■2005.09.11 桑名〜伊勢神宮(その2)




■ おはらい町を歩く




伊勢神宮へは周遊バスが30分毎に出ている。ちょうど時刻が合ったのでタクシーは使わずにバスで内宮を目指した。平日と週末では停車する位置が異なっており、日曜日である今日は 「お祓い町」 の入り口で降りることになる。




お祓い町は内宮の門前町として発達した集落である。案内書によるとここには明治の初め頃まで御師(おんし)という神職の代理人のような者が多数存在し、神宮に替わって神楽を奉納していたという。・・・といっても、それらは半ば観光客向けのイベントのようなノリで行われていたようで、いわゆる "御伊勢参り" で大量の参拝者が訪れた江戸後期〜明治初期の頃は、こうした「民活」でシステマチックに参拝者の対応が為されていたのである。

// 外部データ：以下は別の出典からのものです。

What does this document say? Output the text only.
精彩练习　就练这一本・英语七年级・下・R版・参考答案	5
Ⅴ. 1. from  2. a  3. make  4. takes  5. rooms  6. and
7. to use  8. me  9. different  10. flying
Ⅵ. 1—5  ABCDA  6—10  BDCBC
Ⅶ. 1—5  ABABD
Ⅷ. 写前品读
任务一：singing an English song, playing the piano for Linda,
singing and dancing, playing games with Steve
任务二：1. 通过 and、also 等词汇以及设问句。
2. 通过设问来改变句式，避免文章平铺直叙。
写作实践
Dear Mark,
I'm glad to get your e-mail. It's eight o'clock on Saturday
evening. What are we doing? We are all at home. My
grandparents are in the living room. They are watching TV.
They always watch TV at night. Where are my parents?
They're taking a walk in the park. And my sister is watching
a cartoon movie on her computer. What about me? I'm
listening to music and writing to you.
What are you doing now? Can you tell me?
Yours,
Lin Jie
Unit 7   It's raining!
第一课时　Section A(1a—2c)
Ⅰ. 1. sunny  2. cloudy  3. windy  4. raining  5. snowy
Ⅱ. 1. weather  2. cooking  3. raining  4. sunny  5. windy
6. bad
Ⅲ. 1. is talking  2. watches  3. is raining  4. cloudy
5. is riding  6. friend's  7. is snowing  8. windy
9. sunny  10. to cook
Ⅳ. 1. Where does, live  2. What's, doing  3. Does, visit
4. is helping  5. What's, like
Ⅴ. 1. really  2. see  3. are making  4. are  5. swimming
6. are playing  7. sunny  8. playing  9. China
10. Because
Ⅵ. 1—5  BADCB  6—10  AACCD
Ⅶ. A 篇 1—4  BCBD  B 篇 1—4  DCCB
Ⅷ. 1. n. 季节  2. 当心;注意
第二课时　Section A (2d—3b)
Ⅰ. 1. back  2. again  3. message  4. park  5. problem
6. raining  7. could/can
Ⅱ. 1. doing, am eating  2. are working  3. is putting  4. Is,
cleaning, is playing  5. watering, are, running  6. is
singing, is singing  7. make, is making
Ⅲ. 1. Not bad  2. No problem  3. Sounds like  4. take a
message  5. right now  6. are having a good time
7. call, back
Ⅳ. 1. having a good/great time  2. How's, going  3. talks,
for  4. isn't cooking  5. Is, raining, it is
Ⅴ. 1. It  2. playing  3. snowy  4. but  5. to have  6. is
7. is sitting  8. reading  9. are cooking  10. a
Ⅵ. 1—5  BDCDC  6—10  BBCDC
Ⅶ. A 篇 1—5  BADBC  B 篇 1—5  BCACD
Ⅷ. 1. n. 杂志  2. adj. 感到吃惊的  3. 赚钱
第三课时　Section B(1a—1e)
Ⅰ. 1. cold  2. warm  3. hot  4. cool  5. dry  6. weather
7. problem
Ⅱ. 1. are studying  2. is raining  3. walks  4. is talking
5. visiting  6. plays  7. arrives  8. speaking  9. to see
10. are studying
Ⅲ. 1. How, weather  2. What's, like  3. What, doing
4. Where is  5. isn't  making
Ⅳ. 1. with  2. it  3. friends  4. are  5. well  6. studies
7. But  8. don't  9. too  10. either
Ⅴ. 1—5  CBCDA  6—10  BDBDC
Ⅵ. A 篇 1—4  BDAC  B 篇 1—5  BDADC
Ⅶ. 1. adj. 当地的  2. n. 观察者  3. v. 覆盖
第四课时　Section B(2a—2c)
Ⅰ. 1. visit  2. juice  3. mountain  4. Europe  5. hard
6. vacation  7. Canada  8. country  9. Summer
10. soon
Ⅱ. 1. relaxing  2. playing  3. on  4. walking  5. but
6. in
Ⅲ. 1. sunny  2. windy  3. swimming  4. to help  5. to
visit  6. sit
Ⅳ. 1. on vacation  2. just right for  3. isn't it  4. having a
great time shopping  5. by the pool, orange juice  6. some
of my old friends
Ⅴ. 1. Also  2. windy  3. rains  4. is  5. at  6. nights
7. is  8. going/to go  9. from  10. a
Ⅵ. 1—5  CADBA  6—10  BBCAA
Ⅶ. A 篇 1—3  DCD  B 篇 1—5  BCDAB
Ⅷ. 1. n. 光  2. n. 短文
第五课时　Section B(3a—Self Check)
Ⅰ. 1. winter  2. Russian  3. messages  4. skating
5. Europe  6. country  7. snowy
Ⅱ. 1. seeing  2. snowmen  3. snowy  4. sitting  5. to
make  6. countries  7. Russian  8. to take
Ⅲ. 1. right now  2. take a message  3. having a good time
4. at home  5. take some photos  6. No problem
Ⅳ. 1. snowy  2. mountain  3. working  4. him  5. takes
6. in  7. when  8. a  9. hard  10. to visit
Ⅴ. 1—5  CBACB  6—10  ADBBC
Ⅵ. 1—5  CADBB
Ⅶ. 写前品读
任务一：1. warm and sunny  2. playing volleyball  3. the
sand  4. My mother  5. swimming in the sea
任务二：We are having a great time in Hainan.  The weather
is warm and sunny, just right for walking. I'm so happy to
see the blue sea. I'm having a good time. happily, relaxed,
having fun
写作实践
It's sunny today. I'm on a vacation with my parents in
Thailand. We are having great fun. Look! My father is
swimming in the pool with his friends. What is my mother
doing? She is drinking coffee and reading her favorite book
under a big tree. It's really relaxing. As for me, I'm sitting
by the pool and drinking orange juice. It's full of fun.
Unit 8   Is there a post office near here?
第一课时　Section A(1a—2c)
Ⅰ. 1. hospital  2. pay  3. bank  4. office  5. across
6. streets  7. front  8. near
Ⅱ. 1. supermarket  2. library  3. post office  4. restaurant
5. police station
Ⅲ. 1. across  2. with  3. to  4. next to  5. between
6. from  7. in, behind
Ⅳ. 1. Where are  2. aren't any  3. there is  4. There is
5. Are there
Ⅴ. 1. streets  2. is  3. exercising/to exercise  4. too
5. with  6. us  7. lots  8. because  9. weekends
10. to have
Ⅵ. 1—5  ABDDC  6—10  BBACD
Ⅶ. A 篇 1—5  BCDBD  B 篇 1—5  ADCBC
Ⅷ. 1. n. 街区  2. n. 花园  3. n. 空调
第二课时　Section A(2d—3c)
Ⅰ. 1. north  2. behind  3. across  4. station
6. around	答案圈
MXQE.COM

お伊勢参りがどうしてそんなに隆盛したのかといえば、世の中の善男善女が一斉に宗教意識に目覚めた・・・という可能性もない訳ではないのだが(笑)、「お伊勢様に願掛けに参ります」 と理由を立てれば街道の関所の通過が容易になったという事情によるところが大きい。つまりは旅行に行く際の大義名分として、使い勝手がよかったのである。




内宮は、そんなかつての善男善女たちが訪れたというおはらい町を抜けた先にある。ひとまず筆者も、そこを歩いてみよう。




おお・・・参道に沿って古い町並みが続いていて、なかなかに趣があるな。




一軒一軒が、まるで映画のセットのようなかなり風格のある建物だ。明治期以降の建築に混じって、江戸期から続く建物も混在する。




どこからともなく太鼓の音が聞こえてきたので路地の奥に抜けてみた。見れば小さな広場があって、太鼓の演奏会が開かれている。これは 「神恩太鼓」 というらしく、専用の舞台で1時間毎に演奏が行われるものだという。




こちらは笛のお姉さん。演奏者と客席の距離は1〜2mくらいしかなく、これだけ近くで聞くとかなり重厚な迫力がある。・・・やはり生演奏というのは、いいものだな。




一通り演奏を聞き終えてから参道にもどり、ふたたび神宮に向かって歩く。内宮が近づくにつれて、だんだん人通りも多くなり、賑わいも増してくる。

よくある若者向けのチャラチャラしたアイドルショップ的なものはなく、王道どまんなかといった感じの街並みがいい。




沿道の建物の意匠は、江戸時代というよりは明治〜大正の頃の商家の屋敷といった感じだろうか。比較的新しい建物も混じっているけれども、昔ながらのスタイルで統一されて街並みの雰囲気はノスタルジックにまとまっている。




途中で人だかりのある乾物屋さんを見つけたので覗いてみた。なにやら限度を知らない果敢な乾物屋さんらしい。なかなか面白いな。




さらに進むと、神宮鎮座二千年記念の碑があった。

余談になるが記紀神話と実際の歴史とのクロス時期には諸説あって、皇紀などは神武天皇即位を紀元前660年と定めているけれども、実は史学的、考古学的な根拠はない。これは推古天皇が斑鳩に都を定めた西暦601年からの単純な定数引き算で計算している。

その定数とは、辛酉革命の思想から 「1260年に一度大革命が起こる」 というもので、神武天皇の即位は国家的な大事件だから、同じく国家的な事件である斑鳩遷都から1サイクル戻ったところとして捉えよう、という論理で導かれたものなのである。こういう理屈付けで初代天皇の年代を決めてしまったものだから、存在の確実視されている雄略天皇(第21代)より前の天皇は年齢計算が合わなくなってえらく長命(160歳とか^^;)になっていたりする。

まあ、そもそも神話の中のある一点を 「歴史と結び付けよう」 という試みそのものに無理があるので、このへんは細かいことにこだわってはいけないだろう。伊勢神宮の成立時期は、学術的には3〜6世紀頃とみられているようである。